Not long after, Slowhand felt what was left of his bones begin to crack, and he began to scream.

 

 

CHAPTER SIX

 

K
ALI REACHED
G
RANSK
lying on her stomach sandwiched between slices of creev. The thick, blubbery material used to line the hulls of ships for buoyancy did not feel very buoyant, pressing down on her and holding her immobile like the blankets of a tightly made bed. It was damp, hot and stifling between them, and the creev stank so badly she was constantly on the verge of throwing up. It was an urge she’d quelled by snatching swift lungfuls of air through a raised flap of the stuff whenever it had been safe to do so.

She was denied that luxury now. Her last glimpse of the outside world had been of the cart which carried the creev itself becoming sandwiched between Final Faith wagons, part of a convoy which was forming to snake down the cliff road into Gransk. Just before she’d closed the flap, she’d studied the wagons pulling into line behind her, wondering what the large, cigar-shaped, canvas covered objects they carried were. The only thing she did know was that they were not the only wagons out there. Far from it. Whatever kind of ship Jakub Freel was building here, he seemed to be throwing at it every resource the Final Faith had.

Kali felt the cart dip beneath her, beginning its descent into the town, and she pictured the scene outside her hiding place.
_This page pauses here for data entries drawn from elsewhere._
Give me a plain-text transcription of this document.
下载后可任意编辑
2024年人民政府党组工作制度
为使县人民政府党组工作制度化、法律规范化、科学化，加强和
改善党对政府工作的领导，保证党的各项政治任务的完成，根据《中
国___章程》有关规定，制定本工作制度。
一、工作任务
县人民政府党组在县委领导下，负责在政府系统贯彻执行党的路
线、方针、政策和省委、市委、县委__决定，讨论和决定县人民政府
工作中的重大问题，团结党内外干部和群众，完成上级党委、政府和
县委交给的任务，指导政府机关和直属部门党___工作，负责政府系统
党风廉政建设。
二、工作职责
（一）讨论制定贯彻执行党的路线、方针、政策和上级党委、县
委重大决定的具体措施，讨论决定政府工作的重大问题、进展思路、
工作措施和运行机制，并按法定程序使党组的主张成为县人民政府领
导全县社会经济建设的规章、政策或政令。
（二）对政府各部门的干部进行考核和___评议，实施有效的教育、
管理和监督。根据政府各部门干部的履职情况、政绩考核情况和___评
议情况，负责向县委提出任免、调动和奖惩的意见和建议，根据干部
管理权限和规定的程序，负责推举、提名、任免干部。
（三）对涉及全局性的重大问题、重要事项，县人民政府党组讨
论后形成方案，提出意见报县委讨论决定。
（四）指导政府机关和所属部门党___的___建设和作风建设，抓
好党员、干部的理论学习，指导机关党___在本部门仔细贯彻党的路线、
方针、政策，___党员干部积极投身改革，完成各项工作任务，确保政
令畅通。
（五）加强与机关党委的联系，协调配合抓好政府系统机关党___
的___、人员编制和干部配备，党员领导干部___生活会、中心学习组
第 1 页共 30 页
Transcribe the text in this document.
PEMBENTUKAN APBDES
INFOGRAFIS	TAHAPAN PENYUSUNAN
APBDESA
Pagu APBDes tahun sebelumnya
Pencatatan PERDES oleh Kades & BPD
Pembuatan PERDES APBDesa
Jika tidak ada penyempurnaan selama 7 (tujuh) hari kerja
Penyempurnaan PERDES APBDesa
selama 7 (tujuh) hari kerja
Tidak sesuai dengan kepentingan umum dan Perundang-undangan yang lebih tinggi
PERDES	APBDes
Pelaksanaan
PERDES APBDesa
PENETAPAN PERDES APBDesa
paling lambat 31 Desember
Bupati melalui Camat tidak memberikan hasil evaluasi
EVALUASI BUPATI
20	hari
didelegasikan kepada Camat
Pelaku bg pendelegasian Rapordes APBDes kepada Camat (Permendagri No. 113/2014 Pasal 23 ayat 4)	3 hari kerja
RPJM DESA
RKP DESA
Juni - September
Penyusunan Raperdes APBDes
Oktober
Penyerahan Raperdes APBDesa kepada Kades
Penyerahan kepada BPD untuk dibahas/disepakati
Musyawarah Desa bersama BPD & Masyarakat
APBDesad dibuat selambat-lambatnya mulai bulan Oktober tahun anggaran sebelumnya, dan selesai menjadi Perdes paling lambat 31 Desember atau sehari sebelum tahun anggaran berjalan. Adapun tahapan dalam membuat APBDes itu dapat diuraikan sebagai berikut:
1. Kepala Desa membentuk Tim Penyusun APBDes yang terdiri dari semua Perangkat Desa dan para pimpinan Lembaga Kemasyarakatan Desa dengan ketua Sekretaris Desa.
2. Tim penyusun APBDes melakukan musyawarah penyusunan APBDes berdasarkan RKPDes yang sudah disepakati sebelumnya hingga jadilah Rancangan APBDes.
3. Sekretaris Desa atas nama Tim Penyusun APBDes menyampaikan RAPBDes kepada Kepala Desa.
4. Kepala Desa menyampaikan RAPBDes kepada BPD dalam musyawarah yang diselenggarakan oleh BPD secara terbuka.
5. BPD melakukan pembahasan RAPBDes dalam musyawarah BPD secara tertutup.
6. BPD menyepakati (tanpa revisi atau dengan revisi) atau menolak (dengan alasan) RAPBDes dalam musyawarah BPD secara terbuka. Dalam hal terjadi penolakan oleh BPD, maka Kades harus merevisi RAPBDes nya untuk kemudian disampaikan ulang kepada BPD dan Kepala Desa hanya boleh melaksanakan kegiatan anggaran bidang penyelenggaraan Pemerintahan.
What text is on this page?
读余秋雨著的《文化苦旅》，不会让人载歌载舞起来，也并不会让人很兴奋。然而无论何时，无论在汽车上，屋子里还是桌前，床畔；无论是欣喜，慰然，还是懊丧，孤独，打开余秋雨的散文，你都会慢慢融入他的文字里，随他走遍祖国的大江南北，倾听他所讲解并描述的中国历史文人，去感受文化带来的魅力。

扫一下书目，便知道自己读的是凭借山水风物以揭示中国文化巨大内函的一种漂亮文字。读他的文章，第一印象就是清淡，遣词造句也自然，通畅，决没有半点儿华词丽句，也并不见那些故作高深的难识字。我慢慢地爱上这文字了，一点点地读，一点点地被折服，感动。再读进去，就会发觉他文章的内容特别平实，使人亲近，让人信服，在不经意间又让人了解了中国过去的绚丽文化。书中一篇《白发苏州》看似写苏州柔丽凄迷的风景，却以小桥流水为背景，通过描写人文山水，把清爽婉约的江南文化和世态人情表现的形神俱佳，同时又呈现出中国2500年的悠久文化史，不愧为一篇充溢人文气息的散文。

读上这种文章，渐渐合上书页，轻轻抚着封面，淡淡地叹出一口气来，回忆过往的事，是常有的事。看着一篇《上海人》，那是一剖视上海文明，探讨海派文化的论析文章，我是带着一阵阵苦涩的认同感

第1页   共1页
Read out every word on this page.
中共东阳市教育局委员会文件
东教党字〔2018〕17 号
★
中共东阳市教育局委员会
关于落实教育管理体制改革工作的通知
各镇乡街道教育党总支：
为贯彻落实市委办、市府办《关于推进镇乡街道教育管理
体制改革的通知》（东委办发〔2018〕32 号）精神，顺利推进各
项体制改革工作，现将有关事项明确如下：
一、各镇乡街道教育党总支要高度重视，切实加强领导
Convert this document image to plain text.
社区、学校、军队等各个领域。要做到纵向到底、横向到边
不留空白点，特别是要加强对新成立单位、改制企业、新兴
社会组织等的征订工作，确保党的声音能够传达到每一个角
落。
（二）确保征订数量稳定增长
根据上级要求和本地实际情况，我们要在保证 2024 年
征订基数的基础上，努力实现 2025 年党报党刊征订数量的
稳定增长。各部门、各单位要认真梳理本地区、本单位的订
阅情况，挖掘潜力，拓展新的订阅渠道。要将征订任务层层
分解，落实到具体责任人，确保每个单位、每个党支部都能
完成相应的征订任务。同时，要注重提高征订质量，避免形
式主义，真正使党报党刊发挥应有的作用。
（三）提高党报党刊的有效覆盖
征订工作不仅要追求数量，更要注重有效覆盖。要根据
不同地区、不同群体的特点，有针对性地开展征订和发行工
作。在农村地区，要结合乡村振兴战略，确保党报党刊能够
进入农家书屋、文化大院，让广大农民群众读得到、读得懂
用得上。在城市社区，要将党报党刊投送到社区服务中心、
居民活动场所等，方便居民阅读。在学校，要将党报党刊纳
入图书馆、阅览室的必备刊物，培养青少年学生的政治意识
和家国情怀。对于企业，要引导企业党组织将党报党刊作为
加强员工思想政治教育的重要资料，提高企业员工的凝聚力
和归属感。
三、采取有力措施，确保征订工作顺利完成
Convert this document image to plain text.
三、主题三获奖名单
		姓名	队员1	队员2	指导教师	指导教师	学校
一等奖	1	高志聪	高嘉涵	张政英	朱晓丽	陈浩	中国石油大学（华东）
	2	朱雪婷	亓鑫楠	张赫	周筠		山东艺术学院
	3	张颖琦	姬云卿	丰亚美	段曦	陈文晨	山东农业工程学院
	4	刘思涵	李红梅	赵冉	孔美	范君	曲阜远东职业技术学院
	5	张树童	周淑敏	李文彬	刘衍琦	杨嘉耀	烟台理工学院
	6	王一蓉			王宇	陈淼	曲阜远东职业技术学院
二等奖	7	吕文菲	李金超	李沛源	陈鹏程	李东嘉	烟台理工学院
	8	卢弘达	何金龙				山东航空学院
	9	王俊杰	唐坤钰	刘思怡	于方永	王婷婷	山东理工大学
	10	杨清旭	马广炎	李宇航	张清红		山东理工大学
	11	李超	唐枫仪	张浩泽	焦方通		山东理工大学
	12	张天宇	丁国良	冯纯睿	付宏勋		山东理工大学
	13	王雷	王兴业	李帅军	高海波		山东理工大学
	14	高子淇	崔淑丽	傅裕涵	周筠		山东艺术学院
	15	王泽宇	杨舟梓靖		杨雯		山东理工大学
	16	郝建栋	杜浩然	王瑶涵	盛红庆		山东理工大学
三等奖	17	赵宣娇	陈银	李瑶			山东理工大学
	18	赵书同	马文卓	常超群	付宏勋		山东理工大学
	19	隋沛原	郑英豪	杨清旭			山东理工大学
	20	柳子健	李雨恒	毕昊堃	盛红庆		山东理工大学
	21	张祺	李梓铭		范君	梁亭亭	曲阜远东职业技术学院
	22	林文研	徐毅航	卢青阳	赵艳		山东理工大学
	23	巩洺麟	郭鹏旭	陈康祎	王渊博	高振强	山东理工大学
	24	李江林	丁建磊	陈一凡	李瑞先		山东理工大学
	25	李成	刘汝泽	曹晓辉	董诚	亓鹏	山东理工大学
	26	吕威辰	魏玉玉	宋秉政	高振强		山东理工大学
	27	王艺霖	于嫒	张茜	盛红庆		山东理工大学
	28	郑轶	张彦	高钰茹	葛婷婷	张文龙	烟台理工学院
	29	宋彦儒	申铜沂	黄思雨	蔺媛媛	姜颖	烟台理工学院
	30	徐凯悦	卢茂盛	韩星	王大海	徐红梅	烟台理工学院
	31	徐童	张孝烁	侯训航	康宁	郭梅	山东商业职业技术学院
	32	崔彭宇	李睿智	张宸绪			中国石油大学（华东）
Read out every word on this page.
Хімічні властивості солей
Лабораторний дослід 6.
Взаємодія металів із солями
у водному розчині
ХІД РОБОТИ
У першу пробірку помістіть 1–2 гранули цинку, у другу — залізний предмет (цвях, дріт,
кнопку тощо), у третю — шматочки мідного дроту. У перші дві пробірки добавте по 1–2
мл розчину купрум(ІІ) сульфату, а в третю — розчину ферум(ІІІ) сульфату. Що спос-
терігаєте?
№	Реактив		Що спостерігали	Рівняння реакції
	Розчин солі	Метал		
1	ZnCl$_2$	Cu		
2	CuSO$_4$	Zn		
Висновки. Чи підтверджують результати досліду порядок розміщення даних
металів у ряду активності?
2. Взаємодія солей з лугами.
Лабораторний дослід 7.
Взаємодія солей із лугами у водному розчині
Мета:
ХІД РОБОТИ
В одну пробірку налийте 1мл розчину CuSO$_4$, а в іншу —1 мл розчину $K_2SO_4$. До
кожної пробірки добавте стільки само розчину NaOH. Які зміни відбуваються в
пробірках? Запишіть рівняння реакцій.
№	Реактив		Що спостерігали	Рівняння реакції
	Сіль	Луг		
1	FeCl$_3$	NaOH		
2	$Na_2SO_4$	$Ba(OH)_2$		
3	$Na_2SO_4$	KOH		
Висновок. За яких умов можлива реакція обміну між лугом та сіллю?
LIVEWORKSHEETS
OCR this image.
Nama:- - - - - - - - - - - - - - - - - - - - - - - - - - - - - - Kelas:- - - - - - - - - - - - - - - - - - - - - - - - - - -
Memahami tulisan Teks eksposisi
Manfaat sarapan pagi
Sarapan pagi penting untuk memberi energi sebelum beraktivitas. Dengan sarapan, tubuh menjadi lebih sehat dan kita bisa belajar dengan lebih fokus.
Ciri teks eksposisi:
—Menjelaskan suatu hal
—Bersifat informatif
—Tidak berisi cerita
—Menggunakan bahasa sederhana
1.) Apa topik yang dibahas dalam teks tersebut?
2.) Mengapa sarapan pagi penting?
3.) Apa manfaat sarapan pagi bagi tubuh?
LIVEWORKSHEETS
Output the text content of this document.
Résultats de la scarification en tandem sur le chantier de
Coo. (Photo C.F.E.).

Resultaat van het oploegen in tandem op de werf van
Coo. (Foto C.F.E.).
Once a small and tranquil fishing community, Gransk had grown into something quite different since the Filth had adopted it as the location for their shipyards. Adding both docks and dry docks for the construction of their coastal clippers and patrol boats, most of the original fisherfolk had over the years been driven away, replaced by a coarser breed of peninsulan labourer who’d stamped their own identity on the town. She’d visited the place on a couple of occasions before now, and while the Filth had found it necessary to garrison a few Swords of Dawn to ensure that the work they commissioned was actually carried out, they had for the most part left the inhabitants to run the town for themselves. Now, though, it seemed to be a different story. From the number of delays, shouts and barked orders Kali heard from beyond the slices of creev, security had been upped considerably. It didn’t take much to figure out by whom, or why.